Starving the Beast’s director, Steve Mims, describes a crisis in academia that he pins on one man’s vendetta against the public state university system. Jeff Sandefer’s “seven solutions” is modeled on a cost-benefit analysis of professors within a given university. The students report through a review system how the professor performed in the classroom, and the professor receives benefits for excellent reviews. The data reported by the students is then available publicly. This is one method of reducing the tenure system to professors who the students deem worthy of the status. Additionally, according to the solutions, money is divided between teaching and research, and aims to create brand new accreditation systems for non-degree earning institutions.
Does that sound like a lot? It is. Keep in mind, if you attended a private institution like I did, several of these ideas might be in place, or if you’ve recently attended a school of higher education you may have encountered these plans. These ideas restructure schools into business models where students become consumers of a product, but the flaw of that thinking is that students are not consumers. They are students: the value of the school comes not only from the effort that they put into learning, but the benefit of education, regardless of the degree pursued. This is the goal of publicly funded higher education: to benefit the state (and therefore the rest of the country and world), and fund research in a peer-reviewed system of experts who are training the next generation of experts.
Sandefer’s plan is supposed to put the students first, but put in action, the results have been questionable at best, and resulted in a number of scandals across the United States. Mims argues that Sandefer’s personal vendetta against The University of Texas at Austin started over a decade ago, for not implementing his popular and innovative plans as rule when he was a lecturer/adjunct at the school. He left to start his own school and eventually published his seven solutions, which then were picked up by Texas Governor Rick Perry.
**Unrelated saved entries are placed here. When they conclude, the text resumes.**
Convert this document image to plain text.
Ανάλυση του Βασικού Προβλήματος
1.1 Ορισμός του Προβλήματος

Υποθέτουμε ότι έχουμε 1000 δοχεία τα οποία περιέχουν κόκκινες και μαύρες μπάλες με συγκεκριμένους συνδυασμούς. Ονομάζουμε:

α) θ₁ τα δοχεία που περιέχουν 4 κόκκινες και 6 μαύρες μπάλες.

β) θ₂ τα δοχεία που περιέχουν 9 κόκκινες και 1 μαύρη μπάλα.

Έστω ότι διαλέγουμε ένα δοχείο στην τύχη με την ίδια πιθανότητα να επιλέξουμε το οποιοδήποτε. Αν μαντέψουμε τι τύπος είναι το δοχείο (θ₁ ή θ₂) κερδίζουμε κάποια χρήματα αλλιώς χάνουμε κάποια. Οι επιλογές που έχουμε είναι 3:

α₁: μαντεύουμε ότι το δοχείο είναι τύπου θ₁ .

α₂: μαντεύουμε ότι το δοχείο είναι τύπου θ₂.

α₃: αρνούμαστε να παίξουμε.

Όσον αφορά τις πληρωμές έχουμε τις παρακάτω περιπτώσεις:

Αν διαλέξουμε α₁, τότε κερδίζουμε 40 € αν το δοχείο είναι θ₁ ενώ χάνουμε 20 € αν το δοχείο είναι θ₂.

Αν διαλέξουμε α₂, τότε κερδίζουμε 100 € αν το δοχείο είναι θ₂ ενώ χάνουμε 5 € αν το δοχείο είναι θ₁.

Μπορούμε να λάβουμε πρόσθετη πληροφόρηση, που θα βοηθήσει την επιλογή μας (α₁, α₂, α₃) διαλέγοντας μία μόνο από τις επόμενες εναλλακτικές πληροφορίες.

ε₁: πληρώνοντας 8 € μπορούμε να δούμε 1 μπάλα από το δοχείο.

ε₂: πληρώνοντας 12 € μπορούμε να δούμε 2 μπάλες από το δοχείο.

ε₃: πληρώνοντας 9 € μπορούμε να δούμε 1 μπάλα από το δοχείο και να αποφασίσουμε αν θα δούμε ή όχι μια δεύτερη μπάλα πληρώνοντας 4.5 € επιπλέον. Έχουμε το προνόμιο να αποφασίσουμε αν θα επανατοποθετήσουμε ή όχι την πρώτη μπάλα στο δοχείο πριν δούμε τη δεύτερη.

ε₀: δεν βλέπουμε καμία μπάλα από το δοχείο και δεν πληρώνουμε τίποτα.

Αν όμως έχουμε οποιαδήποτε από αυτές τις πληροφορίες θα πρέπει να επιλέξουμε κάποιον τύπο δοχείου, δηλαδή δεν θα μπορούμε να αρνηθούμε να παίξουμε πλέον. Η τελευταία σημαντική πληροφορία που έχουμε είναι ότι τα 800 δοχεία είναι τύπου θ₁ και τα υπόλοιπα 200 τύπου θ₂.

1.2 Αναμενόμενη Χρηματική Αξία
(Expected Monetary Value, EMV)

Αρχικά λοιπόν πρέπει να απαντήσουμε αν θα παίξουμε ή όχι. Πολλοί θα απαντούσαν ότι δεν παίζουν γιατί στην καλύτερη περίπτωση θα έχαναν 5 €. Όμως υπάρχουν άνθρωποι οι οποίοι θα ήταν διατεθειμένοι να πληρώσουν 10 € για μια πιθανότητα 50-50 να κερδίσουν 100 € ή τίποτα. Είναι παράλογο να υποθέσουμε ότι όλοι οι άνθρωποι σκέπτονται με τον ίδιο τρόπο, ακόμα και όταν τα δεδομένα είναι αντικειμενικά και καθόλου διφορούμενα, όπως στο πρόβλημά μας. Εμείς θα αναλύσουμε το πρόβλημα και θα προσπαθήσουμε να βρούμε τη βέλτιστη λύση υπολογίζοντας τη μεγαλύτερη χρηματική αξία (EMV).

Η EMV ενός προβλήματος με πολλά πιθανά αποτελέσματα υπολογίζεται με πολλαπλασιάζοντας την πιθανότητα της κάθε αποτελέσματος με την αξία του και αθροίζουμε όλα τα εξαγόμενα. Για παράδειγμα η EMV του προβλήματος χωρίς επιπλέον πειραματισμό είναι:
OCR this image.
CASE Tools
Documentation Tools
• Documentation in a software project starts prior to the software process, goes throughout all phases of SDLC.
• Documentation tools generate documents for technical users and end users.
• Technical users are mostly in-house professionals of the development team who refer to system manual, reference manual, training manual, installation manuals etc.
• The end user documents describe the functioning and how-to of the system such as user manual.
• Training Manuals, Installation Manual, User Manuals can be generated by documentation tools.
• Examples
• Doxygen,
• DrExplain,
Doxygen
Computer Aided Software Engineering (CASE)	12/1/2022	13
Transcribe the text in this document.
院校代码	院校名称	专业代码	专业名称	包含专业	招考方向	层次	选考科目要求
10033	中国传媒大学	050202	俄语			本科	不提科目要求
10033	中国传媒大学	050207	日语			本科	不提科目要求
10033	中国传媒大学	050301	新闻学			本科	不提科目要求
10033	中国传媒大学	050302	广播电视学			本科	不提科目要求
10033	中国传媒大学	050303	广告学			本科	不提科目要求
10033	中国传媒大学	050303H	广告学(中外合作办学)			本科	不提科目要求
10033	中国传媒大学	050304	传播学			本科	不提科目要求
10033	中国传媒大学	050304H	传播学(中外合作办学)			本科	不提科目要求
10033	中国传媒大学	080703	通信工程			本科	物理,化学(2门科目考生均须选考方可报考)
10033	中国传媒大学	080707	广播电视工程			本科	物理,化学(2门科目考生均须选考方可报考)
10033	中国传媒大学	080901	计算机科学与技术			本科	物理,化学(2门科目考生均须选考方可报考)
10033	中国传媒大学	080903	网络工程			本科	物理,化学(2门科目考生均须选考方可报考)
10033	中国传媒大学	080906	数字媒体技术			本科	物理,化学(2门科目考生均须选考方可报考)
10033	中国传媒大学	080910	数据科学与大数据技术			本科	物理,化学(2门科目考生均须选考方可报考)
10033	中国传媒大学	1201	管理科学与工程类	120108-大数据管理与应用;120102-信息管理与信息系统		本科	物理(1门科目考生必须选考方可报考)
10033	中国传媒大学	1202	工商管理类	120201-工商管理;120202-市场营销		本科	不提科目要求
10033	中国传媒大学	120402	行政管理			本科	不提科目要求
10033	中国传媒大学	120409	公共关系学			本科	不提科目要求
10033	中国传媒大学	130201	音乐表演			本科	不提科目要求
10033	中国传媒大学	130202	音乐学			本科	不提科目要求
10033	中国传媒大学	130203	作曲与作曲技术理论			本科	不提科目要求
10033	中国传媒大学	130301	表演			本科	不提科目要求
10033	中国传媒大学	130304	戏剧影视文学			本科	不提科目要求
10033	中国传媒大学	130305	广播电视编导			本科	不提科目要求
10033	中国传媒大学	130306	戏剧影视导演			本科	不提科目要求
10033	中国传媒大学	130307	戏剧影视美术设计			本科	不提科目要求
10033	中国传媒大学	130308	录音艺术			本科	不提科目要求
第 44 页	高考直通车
It only gets more tangled from there, diving into taxes, the board of regents, Title IV, protests, resignations, etc.
Now is the time that I’ll disclose that Mims is himself a professor at UT Austin, so not only is much of the film from the perspective of the Texas system, it also is reliant on interviews from members of the faculty at both UT Austin and Texas A&M. All of the subsequent interviews, including with James Carville, are framed in the shadow of this information. This is personal.
Mims takes the viewers with him across the country, to LSU, UVA, UNC, and Wisconsin. The Koch brothers get a mention. There are fingers pointed, interviews given with “the other side,” and tons of plans thrown about. There is an awful lot of talking. It is clear that some ideas sound better on paper than they do in action, and Sandefer admits that the schools didn’t properly enact his solutions.
Perhaps the problem with this film is simply that there is so much to talk about when we do talk about education reform. It’s only made that much more difficult to understand when the focus of the film is education nationwide, rather than just the Texas schools. Mims makes strong arguments in favor of teachers and, oddly for many who have attended higher education recently, the administration.
Beyond the power struggles between the institutions and the state, there is a glaring hole in the conversation as given: where are the students? Where are the interviews with non-tenured faculty? What do they think?
When the viewer is given a film full of numbers, policy, and politics, there needs to be a real focus on the real lives impacted. The film is valuable, certainly, but there is an overwhelming amount of information to process in an hour and a half. It could be stronger as a series of films rather than suffer from the bloat. Starving the Beast makes it clear that there is a problem with education reform as it has been implemented so far, but what are the tangible impacts on the people of the state, outside of the in fighting? The students are shouldering this monetary burden, so why aren’t they in the film?